- Brasil chegou a noventa casos confirmados de mpox, segundo o Ministério da Saúde e secretarias estaduais.
- São Paulo tem o maior número, com sessenta e três casos, seguido por Rio de Janeiro, com quinze, Rondônia com quatro, Rio Grande do Sul com dois e Santa Catarina e Distrito Federal com um em cada.
- Minas Gerais tem três casos e o Paraná, um, locais que não apareciam na lista do Ministério.
- Além dos confirmados, o país registrou mais de cento e oitenta notificações suspeitas; cinquenta e sete foram descartadas e, em São Paulo, mais de setenta seguem em análise.
- O Ministério informou que monitora a situação e que o Sistema Único de Saúde está preparado para atender pacientes com sintomas e identificar precocemente novos episódios para conter a transmissão.
O Brasil atingiu 90 casos confirmados de mpox, conforme dados do Ministério da Saúde e secretarias estaduais. As informações indicam que a vigilância segue ativa e que o SUS está preparado para atender pacientes com sintomas e identificar novos casos para conter a transmissão.
O estado com maior número de ocorrências é São Paulo, com 63 registros. Rio de Janeiro aparece em segundo, com 15, seguido por Rondônia (4), Rio Grande do Sul (2) e Santa Catarina e Distrito Federal com 1 caso cada.
Outras unidades da federação também aparecem na sequência: Minas Gerais tem 3 casos, e o Paraná registra 1. Além dos casos confirmados, o Brasil soma mais de 180 notificações suspeitas, com 57 descartadas após investigação. Em São Paulo, mais de 70 casos ainda estão em análise.

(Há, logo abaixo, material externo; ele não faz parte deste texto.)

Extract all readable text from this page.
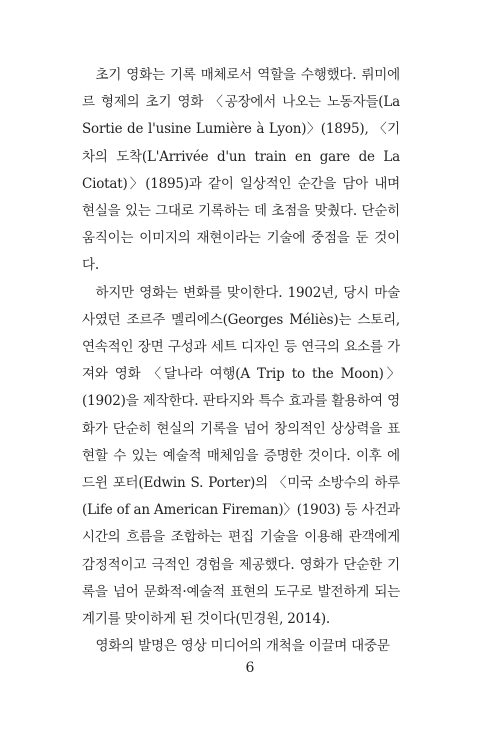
초기 영화는 기록 매체로서 역할을 수행했다. 뤼미에르 형제의 초기 영화 〈공장에서 나오는 노동자들(La Sortie de l'usine Lumière à Lyon)〉(1895), 〈기차의 도착(L'Arrivée d'un train en gare de La Ciotat)〉(1895)과 같이 일상적인 순간을 담아 내며 현실을 있는 그대로 기록하는 데 초점을 맞췄다. 단순히 움직이는 이미지의 재현이라는 기술에 중점을 둔 것이다.

하지만 영화는 변화를 맞이한다. 1902년, 당시 마술사였던 조르주 멜리에스(Georges Méliès)는 스토리, 연속적인 장면 구성과 세트 디자인 등 연극의 요소를 가져와 영화 〈달나라 여행(A Trip to the Moon)〉(1902)을 제작한다. 판타지와 특수 효과를 활용하여 영화가 단순히 현실의 기록을 넘어 창의적인 상상력을 표현할 수 있는 예술적 매체임을 증명한 것이다. 이후 에드윈 포터(Edwin S. Porter)의 〈미국 소방수의 하루(Life of an American Fireman)〉(1903) 등 사건과 시간의 흐름을 조합하는 편집 기술을 이용해 관객에게 감정적이고 극적인 경험을 제공했다. 영화가 단순한 기록을 넘어 문화적·예술적 표현의 도구로 발전하게 되는 계기를 맞이하게 된 것이다(민경원, 2014).

영화의 발명은 영상 미디어의 개척을 이끌며 대중문

6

O Ministério da Saúde ressalta o monitoramento contínuo da situação. O objetivo é ampliar a detecção precoce de novos episódios e reduzir a transmissão por meio do SUS, com orientação sobre isolamento e atendimento médico.
Sobre mpox
A mpox é causada por um vírus da mesma família da varíola e se transmite principalmente por contato direto com a pele de pessoas infectadas, especialmente com lesões. A transmissão também pode ocorrer por secreções ou objetos compartilhados.
Os sintomas mais comuns incluem febre, dor de cabeça, dor muscular e lesões na pele que surgem, geralmente no rosto, e podem se espalhar pelo corpo. Atualmente não há medicamento específico aprovado; o tratamento é de suporte e visa aliviar sintomas e prevenir complicações.
Pessoas diagnosticadas devem permanecer em isolamento até a cicatrização total das lesões, um período que pode variar de duas a quatro semanas, conforme a evolução clínica.